In the first chapter, he mentioned the following two maps on $\mathbb{R}^n$:
(1) $id: (x_1,x_2\cdots x_n) \rightarrow (x_1,x_2\cdots x_n)$
(2) $\varphi: (x_1,x_2\cdots x_n) \rightarrow (x_1^3,x_2\cdots x_n)$
Then, $\mathcal{A}_1$= { $(\mathbb{R}^n,id)$ } and $\mathcal{A}_2$= { $(\mathbb{R}^n,\varphi)$ } are two differential structure on $\mathbb{R}^n$, and $\mathcal{M}_1=(\mathbb{R}^n, \mathcal{A}_1)$, $\mathcal{M}_2=(\mathbb{R}^n,\mathcal{A}_2)$ are two manifolds.
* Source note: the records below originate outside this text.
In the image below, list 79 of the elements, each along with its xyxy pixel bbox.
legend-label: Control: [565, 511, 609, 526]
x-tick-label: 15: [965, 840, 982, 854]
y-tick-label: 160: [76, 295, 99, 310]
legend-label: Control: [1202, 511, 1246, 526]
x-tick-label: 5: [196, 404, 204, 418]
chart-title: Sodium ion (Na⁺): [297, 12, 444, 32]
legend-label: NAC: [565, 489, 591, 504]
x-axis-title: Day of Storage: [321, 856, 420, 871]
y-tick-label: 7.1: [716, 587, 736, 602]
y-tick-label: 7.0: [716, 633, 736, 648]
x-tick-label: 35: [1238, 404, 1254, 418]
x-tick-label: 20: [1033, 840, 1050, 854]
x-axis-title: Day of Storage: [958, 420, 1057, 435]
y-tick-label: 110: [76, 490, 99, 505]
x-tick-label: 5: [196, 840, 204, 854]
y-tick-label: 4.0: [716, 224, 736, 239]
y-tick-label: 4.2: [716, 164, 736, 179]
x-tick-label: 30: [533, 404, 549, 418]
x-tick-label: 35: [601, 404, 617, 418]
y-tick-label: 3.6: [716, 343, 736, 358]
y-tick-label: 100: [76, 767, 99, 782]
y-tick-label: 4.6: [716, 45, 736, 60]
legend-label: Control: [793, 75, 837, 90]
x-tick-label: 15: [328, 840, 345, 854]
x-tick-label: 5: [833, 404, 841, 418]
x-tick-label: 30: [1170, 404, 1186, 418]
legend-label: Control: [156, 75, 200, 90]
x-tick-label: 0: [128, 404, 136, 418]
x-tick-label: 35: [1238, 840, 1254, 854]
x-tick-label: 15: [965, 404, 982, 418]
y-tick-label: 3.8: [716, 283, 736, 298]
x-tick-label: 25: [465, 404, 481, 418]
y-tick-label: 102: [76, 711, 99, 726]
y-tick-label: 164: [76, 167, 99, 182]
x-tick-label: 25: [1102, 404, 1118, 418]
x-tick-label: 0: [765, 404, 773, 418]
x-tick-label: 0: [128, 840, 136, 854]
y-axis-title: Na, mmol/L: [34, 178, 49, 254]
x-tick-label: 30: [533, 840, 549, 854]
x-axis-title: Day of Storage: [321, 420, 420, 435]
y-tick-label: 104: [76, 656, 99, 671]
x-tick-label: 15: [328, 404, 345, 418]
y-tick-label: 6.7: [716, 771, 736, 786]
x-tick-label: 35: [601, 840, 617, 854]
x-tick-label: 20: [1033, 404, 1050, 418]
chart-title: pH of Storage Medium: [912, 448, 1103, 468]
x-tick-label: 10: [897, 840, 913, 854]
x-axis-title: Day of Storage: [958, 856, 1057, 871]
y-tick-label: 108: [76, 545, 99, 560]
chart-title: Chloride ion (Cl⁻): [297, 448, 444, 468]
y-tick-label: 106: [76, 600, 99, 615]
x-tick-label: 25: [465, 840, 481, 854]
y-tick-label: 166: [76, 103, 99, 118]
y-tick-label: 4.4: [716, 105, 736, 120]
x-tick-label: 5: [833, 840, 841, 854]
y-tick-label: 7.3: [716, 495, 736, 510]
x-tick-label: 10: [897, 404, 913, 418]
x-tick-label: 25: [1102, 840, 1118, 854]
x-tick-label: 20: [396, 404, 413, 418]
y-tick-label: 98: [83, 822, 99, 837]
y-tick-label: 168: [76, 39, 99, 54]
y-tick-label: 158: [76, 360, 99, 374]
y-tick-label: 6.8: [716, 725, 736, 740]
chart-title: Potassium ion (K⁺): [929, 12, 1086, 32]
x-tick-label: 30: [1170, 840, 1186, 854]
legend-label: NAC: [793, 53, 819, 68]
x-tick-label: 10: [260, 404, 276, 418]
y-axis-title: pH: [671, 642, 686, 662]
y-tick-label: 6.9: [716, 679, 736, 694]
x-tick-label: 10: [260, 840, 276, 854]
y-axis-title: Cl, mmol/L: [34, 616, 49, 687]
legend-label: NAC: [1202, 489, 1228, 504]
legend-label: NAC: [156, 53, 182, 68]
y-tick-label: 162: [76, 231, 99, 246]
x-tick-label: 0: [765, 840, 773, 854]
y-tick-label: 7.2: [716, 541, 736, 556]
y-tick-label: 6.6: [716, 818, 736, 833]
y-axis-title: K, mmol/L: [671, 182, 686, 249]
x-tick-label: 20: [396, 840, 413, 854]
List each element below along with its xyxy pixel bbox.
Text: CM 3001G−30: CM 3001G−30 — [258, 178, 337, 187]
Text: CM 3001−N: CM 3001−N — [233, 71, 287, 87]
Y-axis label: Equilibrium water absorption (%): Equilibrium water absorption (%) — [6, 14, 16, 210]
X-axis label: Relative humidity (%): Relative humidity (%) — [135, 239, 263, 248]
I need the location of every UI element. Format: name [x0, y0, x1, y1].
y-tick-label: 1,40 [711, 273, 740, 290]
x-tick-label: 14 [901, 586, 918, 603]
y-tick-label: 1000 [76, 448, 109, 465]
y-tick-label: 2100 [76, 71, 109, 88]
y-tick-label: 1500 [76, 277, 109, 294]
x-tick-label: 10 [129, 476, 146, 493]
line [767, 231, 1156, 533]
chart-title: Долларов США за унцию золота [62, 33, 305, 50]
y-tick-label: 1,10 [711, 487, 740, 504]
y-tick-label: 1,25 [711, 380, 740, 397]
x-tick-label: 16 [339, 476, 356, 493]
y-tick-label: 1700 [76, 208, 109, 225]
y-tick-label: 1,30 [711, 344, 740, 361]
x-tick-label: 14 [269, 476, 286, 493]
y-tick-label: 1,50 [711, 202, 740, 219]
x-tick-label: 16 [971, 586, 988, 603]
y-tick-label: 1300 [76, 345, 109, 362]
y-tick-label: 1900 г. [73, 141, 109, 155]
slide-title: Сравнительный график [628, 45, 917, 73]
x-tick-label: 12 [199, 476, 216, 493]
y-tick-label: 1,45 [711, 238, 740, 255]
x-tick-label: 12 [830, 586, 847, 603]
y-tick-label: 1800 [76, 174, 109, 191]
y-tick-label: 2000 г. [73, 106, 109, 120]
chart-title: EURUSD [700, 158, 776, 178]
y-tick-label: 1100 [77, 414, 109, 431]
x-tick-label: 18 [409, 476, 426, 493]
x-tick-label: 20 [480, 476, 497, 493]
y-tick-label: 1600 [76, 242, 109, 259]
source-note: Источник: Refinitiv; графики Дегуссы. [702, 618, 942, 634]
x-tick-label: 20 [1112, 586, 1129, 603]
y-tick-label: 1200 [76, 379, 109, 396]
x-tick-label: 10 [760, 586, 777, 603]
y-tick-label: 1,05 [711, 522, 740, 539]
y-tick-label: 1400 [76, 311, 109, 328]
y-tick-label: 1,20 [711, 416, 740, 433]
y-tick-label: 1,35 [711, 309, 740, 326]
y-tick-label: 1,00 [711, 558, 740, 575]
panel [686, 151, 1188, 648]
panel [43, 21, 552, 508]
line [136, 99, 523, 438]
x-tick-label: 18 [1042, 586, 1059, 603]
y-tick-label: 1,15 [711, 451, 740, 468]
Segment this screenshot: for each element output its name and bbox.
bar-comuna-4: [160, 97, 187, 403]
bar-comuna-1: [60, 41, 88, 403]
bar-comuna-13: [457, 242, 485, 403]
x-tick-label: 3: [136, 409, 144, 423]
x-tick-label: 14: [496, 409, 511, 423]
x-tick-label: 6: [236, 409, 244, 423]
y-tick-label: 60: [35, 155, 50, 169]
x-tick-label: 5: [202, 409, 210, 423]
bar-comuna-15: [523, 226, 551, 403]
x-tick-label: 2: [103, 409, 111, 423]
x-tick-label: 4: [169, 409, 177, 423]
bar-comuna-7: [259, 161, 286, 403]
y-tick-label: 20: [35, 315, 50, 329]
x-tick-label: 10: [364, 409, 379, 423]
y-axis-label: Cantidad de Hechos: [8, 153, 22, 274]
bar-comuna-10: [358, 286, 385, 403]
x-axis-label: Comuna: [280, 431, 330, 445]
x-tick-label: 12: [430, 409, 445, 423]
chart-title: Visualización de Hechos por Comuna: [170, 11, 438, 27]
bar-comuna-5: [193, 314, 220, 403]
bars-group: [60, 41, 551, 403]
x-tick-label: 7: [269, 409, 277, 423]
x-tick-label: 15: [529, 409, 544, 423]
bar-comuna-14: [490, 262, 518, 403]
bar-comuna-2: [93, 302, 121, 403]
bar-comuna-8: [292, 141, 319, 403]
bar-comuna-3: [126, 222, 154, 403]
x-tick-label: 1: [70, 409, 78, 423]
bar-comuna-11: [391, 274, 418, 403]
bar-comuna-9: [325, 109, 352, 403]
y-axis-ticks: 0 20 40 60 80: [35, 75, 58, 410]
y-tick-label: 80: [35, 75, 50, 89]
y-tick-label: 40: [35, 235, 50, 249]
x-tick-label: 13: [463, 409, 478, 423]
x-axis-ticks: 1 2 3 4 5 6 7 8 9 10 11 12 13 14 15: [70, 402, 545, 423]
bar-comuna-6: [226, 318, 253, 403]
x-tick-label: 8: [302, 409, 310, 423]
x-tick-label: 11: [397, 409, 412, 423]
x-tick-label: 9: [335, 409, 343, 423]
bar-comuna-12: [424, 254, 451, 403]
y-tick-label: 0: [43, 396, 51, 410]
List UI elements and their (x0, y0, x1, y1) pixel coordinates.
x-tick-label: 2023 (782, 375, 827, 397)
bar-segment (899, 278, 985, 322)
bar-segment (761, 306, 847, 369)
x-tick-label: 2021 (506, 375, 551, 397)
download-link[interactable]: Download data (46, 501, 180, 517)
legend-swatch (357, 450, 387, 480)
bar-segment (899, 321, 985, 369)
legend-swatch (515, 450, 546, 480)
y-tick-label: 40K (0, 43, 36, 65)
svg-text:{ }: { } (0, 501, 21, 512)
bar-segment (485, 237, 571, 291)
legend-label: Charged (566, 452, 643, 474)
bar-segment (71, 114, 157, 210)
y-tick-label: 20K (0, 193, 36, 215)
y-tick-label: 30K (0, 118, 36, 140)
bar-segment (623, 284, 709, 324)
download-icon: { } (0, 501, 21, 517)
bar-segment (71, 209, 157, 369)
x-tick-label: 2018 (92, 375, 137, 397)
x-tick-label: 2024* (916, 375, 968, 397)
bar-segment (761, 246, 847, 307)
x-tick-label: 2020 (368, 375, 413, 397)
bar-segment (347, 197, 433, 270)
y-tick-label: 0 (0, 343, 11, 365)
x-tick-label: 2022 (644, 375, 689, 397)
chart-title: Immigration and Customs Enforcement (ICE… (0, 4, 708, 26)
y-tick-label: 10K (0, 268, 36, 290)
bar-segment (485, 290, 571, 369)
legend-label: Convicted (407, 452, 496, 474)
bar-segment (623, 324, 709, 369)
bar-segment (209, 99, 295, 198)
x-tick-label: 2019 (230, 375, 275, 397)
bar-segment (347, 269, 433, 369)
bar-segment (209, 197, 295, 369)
It easy to verify that $\mathcal{M}_1$ and $\mathcal{M}_2$ have the same induced topology, the standard topology.
$\mathcal{A}_1$ and $\mathcal{A}_2$ are not compatible, for $id\circ \varphi^{-1}:(x_1,x_2\cdots x_n) \rightarrow (x_1^{\frac{1}{3}},x_2\cdots x_n)$ is not differentiable at origin. Therefore, $\mathcal{M}_1$ and $\mathcal{M}_2$ have different differential structure.
My question is: are they diffeomorphic?
According to Lee, the author, they are diffeomorphic through $\varphi$ (page 27).
But I don't think $\varphi$ is a diffeomorphism between them because $\varphi^{-1}$ is not differentiable at origin.
So are they not diffeomorphic?
But according the result of Donaldson and Freedman, each $\mathbb{R}^n$ except $n=4$ (with standard topology) only have one diffeomorphism class, so for any $\mathbb{R}^n$ except $\mathbb{R}^4$, $\mathcal{M}_1$ and $\mathcal{M}_2$ are diffeomorphic.
But why?